Day 2 of PIME 2011 concentrated on public relations and issues of major public concern. Presentations were given on a range of subjects, including non-proliferation, nuclear new build in Finland and Argentina and waste management and public acceptance in relation to a spent nuclear fuel repository in Sweden. The focus was on key messages, communications tools and target audiences. Argentina, for example, has launched an awareness programme aimed at popularising nuclear energy nationwide and increasing public acceptance (especially among young people) of the second Atucha nuclear unit. In Finland, the promotion of the Okiluoto NPP’s units 3 and 4 started a long time ago, so public opinion in Finland is in favour of nuclear new build. Videos and short clips about the campaigns were also presented.
Day 2 also featured 3 workshops: Communicating with young people, Establishing a dialogue with the local community and Media training for communicators and spokespersons. The workshop devoted to communicating with young people was especially popular (around 45 people attended it). During this workshop it was emphasised that young people are prepared for change, they accept it and they adapt to it very quickly. So, in order to succeed in communicating with them we have to adopt a similar approach. Also, we should definitely be very active, try many different tools to launch simple activities that prove successful with young people. Other tips about communicating with young people were: try to include them in your activity, do not just give an explanation, do not hide information from them, do not be scared of the public since people have the power to talk for you and in your favour (or against you), always control what people are saying about the nuclear sector, challenge young people, dare them to think and offer them a vision of the future so they can see that nuclear energy really has potential!

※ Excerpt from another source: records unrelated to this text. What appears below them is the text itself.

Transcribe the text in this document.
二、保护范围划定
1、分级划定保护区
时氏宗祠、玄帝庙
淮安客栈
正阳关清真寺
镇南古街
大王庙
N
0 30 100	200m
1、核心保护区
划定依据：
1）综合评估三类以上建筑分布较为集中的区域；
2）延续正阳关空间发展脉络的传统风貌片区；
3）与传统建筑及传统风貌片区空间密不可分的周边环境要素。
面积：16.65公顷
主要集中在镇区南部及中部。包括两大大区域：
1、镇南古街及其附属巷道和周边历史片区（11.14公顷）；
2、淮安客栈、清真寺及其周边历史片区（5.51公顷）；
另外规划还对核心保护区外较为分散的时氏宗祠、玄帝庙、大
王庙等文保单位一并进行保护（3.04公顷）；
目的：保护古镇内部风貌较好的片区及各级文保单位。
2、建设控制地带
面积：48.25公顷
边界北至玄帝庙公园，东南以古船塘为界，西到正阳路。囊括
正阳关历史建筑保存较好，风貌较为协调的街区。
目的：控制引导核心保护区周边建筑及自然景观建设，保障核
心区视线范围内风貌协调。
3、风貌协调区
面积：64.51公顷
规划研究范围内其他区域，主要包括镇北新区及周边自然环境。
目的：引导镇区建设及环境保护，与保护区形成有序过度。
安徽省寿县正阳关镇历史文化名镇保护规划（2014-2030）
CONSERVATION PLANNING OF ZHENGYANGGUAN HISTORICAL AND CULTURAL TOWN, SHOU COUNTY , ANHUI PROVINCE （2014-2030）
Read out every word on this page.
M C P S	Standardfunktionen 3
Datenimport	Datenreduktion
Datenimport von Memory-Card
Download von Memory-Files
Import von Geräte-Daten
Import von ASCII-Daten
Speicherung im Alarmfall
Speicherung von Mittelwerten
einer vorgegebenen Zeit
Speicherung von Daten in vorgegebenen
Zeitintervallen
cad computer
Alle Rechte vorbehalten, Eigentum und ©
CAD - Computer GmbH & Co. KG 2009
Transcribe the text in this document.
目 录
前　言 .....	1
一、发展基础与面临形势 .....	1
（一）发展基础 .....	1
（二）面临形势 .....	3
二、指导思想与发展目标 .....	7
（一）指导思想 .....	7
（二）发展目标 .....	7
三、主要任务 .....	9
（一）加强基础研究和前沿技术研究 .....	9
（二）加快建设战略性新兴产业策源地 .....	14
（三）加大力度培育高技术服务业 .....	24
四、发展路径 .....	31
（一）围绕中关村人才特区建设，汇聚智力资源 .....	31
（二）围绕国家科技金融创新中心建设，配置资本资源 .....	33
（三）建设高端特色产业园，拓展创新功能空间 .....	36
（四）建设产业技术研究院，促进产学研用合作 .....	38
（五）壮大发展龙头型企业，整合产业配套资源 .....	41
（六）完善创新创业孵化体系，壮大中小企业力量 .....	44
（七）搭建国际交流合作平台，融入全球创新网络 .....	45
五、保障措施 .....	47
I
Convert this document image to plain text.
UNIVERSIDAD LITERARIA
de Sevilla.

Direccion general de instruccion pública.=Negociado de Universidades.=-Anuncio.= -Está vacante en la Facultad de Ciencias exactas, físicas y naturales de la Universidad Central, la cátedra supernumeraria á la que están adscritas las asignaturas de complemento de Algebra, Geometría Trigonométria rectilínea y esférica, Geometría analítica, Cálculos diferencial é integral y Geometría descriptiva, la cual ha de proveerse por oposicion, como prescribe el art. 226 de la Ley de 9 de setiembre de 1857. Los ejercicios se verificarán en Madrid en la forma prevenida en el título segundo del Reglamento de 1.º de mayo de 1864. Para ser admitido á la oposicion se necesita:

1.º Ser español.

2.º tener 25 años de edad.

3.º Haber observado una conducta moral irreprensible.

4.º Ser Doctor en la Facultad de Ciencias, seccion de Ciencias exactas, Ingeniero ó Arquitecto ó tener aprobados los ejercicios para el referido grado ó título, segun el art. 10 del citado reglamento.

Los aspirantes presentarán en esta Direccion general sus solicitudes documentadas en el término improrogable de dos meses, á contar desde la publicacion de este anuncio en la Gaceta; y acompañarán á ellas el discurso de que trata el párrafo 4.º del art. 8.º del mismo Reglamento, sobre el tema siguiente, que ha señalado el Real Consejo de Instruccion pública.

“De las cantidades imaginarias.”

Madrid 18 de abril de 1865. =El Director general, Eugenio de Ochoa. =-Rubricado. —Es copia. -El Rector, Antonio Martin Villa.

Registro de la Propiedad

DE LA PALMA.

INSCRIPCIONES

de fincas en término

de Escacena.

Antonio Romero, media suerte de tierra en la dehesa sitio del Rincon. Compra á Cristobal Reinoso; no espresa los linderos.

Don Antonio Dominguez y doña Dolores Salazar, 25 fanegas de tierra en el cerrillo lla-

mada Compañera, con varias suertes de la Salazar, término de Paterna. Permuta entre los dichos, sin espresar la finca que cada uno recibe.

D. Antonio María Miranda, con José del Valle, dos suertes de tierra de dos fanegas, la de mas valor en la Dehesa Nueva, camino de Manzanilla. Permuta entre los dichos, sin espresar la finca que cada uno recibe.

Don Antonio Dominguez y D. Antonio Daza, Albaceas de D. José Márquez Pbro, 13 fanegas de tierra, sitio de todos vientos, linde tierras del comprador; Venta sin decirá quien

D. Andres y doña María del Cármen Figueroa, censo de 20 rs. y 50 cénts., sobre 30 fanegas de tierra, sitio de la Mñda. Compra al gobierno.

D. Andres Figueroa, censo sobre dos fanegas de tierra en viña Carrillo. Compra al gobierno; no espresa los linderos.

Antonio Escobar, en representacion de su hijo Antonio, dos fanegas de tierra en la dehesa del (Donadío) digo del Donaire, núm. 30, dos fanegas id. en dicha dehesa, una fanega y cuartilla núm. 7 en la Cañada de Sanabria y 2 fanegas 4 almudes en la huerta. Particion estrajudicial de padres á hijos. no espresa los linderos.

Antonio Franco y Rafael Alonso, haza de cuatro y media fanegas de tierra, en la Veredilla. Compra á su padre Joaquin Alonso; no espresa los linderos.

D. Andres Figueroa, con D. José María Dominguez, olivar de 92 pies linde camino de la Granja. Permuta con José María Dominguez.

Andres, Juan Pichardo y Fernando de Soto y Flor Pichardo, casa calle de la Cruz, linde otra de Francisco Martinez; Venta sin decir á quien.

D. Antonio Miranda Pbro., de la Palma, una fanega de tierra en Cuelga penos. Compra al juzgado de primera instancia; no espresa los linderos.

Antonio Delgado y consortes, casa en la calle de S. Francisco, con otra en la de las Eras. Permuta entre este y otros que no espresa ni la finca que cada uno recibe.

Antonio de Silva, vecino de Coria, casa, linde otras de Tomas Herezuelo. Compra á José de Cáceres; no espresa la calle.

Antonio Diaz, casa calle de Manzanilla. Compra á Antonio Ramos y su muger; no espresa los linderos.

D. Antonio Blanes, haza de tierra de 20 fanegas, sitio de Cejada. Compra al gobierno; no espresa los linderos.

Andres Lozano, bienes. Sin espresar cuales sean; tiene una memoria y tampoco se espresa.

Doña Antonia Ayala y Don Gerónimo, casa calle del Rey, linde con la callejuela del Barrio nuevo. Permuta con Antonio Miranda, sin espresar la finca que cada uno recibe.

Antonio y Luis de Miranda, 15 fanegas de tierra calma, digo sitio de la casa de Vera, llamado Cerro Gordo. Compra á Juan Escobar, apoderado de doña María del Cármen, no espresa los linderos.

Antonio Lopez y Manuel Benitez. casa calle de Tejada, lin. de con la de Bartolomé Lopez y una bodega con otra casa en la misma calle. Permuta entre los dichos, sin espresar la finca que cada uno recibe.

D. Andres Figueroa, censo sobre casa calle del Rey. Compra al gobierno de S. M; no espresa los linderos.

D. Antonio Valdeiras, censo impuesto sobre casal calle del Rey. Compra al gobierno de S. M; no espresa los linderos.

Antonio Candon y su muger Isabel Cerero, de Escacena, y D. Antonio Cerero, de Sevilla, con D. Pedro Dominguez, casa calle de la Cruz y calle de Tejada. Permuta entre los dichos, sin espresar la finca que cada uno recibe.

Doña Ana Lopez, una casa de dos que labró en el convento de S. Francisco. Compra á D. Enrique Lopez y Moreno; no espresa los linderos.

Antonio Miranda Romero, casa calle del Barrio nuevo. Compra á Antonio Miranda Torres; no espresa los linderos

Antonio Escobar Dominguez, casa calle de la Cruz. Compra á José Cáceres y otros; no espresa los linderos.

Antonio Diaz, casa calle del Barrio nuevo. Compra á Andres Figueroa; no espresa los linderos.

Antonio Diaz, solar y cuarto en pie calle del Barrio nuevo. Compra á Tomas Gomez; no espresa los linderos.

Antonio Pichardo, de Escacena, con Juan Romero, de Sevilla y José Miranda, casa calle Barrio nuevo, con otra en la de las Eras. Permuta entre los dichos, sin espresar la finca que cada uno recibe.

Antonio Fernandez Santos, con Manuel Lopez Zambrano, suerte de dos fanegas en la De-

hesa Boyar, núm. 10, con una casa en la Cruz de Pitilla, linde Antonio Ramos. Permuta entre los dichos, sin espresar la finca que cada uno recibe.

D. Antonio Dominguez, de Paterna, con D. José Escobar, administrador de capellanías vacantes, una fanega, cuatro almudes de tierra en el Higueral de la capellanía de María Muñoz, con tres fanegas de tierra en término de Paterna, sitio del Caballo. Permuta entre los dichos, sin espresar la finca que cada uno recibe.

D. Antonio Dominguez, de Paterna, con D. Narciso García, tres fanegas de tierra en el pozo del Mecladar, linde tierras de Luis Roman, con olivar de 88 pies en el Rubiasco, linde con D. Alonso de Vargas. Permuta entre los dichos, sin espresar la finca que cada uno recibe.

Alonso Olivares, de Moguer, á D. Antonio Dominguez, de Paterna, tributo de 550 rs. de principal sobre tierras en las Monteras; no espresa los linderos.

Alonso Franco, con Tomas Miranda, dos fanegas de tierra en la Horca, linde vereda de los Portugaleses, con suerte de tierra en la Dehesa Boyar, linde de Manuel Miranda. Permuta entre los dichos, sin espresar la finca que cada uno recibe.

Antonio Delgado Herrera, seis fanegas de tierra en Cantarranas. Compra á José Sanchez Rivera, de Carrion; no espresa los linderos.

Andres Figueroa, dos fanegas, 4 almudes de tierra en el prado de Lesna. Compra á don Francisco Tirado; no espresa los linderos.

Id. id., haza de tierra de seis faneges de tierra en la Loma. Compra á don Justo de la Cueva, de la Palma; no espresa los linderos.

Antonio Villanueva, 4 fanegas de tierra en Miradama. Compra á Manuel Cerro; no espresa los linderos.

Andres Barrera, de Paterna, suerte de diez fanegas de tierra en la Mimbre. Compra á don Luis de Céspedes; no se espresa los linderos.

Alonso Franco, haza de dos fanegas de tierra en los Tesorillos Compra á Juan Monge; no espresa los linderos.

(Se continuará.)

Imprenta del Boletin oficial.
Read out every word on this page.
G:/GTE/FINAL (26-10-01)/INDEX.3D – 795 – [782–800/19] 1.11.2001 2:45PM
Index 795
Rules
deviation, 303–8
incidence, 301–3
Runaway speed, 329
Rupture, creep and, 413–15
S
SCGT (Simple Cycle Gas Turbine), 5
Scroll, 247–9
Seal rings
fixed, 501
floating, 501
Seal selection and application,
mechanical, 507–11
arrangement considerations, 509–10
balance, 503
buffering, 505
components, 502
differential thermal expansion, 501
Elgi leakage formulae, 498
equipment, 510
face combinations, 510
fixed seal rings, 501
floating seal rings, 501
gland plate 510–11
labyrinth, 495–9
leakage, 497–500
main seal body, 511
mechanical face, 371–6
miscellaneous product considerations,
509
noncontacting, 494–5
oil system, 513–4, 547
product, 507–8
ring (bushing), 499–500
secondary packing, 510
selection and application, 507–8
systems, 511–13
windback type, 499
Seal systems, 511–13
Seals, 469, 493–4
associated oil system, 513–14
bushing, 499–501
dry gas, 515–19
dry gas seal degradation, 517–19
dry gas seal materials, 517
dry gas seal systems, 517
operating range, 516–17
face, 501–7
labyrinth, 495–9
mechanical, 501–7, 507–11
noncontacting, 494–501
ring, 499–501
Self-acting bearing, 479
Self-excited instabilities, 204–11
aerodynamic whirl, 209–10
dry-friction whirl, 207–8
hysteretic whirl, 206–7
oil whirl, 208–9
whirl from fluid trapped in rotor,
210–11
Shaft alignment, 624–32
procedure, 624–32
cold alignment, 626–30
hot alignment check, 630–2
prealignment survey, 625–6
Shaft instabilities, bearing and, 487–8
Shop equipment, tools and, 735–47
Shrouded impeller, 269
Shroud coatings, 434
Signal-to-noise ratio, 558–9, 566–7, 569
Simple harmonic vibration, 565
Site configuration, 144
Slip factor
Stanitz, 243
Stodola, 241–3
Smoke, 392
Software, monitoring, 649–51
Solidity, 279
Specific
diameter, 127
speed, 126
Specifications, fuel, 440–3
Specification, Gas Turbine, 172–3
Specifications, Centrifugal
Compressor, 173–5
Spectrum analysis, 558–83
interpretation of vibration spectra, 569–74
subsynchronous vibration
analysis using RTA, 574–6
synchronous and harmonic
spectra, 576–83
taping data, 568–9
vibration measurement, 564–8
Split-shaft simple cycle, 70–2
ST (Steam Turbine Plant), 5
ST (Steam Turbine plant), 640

The final day of PIME 2011 was set aside for a technical tour of the Belgium Nuclear Research Centre, SCK-CEN, at Mol. Participants visited the BR2 reactor there, which has been operational since 1963 and the Hades underground laboratory where issues regarding the storage of radioactive waste underground are addressed. New projects like Myrrha and Guinevere were presented and one group visited the installation of the first lead-based ADS system. It is a critical assembly (kept in a subcritical state) connected to a deuterium accelerator, which together with tritium produces extra neutrons in order to make the reactor critical. This unique and innovative installation is built for the purpose of developing an advanced transmutation system and to investigate radioactive waste transmutation. Also, short visits to the hot cell area and the BR1 reactor were organised.
For 4 days PIME 2011 brought together many nuclear communicators. Lots of important issues were discussed, information from different countries was exchanged and experiences regarding nuclear communications were shared. PIME is definitely a very useful conference for all nuclear public information specialists who wish to enhance and share their know-how and explore new strategies for communicating nuclear.
This was my first “non-technical” conference and I really recommend that people working in nuclear communications visit and actively participate in PIME conferences. My participation definitely made me think more broadly about how nuclear communications are viewed. It also helped me to understand what issues are most important to the public and to young people in particular. This will help us find the right way of communicating with them and explaining all the benefits of nuclear energy, as well as its promise for the future.